Recent studies have revealed that colorectal cancer (CRC) displays intratumor genetic heterogeneity, and that the cancer microenvironment plays an important role in the proliferation, invasion and metastasis of CRC. The present study performed genomic analysis on paired primary CRC and synchronous colorectal liver metastasis (CRLM) tissues collected from 22 patients using whole-exome sequencing, cancer gene panels and microarray gene expression profiling. In addition, immunohistochemical analysis was used to confirm the protein expression levels of genes identified as highly expressed in CRLM by DNA microarray analysis. The present study identified 10 genes that were highly expressed in CRLM compared with in CRC, from 36,022 probes obtained from primary CRC, CRLM and normal liver tissues by gene expression analysis with DNA microarrays.
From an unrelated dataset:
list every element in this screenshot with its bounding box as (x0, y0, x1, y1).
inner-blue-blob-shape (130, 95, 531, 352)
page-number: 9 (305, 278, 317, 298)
Of the 10 genes identified, five were classified as encoding 'matricellular proteins' [(osteopontin, periostin, thrombospondin-2, matrix Gla protein (MGP) and glycoprotein nonmetastatic melanoma protein B (GPNMB)] and were selected for immunohistochemical analysis. Osteopontin was strongly expressed in CRLM (6 of 22 cases: 27.3%), but not in CRC (0 of 22: 0%; P=0.02). Periostin also exhibited strong immunoreactivity in CRLM (17 of 22: 68.2%) compared with in CRC (7 of 22: 31.8%; P=0.006). Thrombospondin-2 exhibited strong immunoreactivity in both CRC and CRLM (54.5% in CRC, 45.5% in CRLM; P=0.55). GPNMB and MGP were rarely positive for both CRC and CRLM. A comparison of immunoreactive positive factors for these five genes revealed the complexities of gene expression in CRLM. Of the cases examined, 16 (72.7%) cases of CRC showed zero or only one positive immunoreactive factor. By contrast, CRLM showed more frequent and multiple immunoreactive factors; for example, 16 cases (72.7%) shared two or more factors, which was statistically more frequent than in CRC (P=0.007). The present study revealed the genomic heterogeneity between paired primary CRC and CRLM, in terms of cancer cell microenvironment. This finding may lead to novel diagnostic and therapeutic targets in the era of genome-guided personalized cancer treatment.
近期研究表明,结直肠癌(CRC)存在肿瘤内基因异质性,且癌症微环境在CRC的增殖、侵袭和转移中发挥重要作用。本研究使用全外显子测序、癌症基因检测板和微阵列基因表达谱分析,对从22例患者收集的配对原发性CRC和同步性结直肠肝转移(CRLM)组织进行了基因组分析。此外,免疫组织化学分析用于确认通过DNA微阵列分析确定在CRLM中高表达的基因的蛋白表达水平。通过对原发性CRC、CRLM和正常肝组织进行基因表达分析,从36,022个探针中,本研究确定了10个与CRC相比在CRLM中高表达的基因。在确定的10个基因中,有5个被归类为编码“基质细胞蛋白”[骨桥蛋白、骨膜蛋白、血小板反应蛋白-2、基质Gla蛋白(MGP)和糖蛋白非转移性黑色素瘤蛋白B(GPNMB)],并被选用于免疫组织化学分析。骨桥蛋白在CRLM中强烈表达(22例中的6例:27.3%),但在CRC中不表达(22例中的0例:0%;P = 0.02)。与CRC(22例中的7例:31.8%;P = 0.006)相比,骨膜蛋白在CRLM中也表现出强烈的免疫反应性(22例中的17例:68.2%)。血小板反应蛋白-2在CRC和CRLM中均表现出强烈的免疫反应性(CRC中为54.5%,CRLM中为45.5%;P = 0.55)。GPNMB和MGP在CRC和CRLM中均很少呈阳性。对这5个基因的免疫反应阳性因子进行比较,揭示了CRLM中基因表达的复杂性。在所检查的病例中,16例(72.7%)CRC病例显示零个或仅一个免疫反应阳性因子。相比之下,CRLM显示出更频繁和多个免疫反应因子;例如,16例(72.7%)共享两个或更多因子,这在统计学上比CRC更频繁(P = 0.007)。本研究揭示了配对原发性CRC和CRLM之间在癌细胞微环境方面的基因组异质性。这一发现可能会在基因组导向的个性化癌症治疗时代带来新的诊断和治疗靶点。